On Tuesday, health Tim Pawlenty will deliver his big economic policy speech in Chicago, discount promising a “specific plan for boosting the economy and creating jobs.” Despite unemployment currently being at 9.1%, it’s unlikely his speech will include actual policies for immediate job growth. So far Pawlenty’s messaging has focused on long-term debt concerns.

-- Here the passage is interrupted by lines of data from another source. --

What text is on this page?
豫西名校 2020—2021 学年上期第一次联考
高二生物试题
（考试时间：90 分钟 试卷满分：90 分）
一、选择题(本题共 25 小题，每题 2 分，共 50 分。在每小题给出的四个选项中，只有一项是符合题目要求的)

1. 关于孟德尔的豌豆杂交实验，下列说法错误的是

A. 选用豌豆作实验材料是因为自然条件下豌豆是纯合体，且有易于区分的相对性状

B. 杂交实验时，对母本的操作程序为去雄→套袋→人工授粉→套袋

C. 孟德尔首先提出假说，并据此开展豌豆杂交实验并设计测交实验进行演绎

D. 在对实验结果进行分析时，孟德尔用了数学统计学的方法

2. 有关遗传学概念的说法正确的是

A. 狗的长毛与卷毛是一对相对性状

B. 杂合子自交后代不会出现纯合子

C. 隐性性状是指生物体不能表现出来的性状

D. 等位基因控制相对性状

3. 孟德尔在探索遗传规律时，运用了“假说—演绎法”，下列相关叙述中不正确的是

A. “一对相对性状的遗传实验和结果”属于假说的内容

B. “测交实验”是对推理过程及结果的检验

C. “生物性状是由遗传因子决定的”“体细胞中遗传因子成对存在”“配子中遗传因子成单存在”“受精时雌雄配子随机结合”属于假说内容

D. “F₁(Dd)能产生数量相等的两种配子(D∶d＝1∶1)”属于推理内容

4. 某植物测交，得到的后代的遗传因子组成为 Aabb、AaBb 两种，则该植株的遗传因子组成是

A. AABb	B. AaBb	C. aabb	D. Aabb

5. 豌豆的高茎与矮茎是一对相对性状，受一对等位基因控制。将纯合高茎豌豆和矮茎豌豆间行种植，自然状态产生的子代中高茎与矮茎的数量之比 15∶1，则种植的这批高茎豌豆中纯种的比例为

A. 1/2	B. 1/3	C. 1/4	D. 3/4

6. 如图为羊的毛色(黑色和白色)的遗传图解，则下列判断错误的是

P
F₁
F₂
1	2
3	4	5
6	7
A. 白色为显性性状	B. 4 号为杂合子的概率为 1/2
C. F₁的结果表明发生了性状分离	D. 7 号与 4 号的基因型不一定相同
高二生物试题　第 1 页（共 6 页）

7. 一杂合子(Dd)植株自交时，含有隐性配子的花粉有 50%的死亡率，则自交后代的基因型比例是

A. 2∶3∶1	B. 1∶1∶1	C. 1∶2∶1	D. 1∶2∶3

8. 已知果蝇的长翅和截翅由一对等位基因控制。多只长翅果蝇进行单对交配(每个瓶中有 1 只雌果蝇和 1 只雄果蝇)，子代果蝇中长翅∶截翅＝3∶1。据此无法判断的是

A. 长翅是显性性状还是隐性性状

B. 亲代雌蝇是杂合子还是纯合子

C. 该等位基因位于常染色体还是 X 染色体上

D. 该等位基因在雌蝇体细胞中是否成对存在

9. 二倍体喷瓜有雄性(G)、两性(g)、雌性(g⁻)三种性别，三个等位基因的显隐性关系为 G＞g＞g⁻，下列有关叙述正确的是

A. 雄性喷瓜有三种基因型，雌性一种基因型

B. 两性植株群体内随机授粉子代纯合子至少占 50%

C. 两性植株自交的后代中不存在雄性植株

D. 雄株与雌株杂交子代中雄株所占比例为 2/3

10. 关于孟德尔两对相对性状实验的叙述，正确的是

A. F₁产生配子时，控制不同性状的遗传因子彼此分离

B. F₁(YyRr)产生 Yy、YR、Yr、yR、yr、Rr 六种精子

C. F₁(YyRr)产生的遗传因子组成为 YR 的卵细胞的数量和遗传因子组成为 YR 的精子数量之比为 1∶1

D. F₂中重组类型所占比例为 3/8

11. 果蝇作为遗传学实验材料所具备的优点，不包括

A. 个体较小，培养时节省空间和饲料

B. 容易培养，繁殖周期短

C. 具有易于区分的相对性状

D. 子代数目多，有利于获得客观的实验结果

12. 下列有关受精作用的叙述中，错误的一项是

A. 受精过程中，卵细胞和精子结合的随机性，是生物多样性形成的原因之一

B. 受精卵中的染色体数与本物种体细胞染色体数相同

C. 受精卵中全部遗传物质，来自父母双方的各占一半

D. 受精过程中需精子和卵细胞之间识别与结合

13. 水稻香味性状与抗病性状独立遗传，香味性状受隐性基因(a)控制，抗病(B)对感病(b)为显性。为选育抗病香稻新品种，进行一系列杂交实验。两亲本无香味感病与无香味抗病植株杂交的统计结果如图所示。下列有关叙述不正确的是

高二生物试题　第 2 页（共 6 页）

This preference is clear in his new YouTube video where Pawlenty opens up with his face right next to the National Debt Clock:

Pawlenty’s message: It’s going to be painful to bring down the debt but at least I’ll be honest with you about it. He promises to phase out ethanol subsidies, reform entitlements, reduce public employee benefits, and adds that there will be no more bailouts.

While these are laudable goals, they don’t speak to the problems of a weak economy right now; they all are about long term spending imbalances. The video doesn’t even acknowledge the unemployment rate or weak economic climate.

It will only be disappointing if Pawlenty’s speech tomorrow has nothing to say about the current economic pain. It will be worse if discredited fringe ideas are included in his speech as well, such as his ill-advised attack on “fiat money”.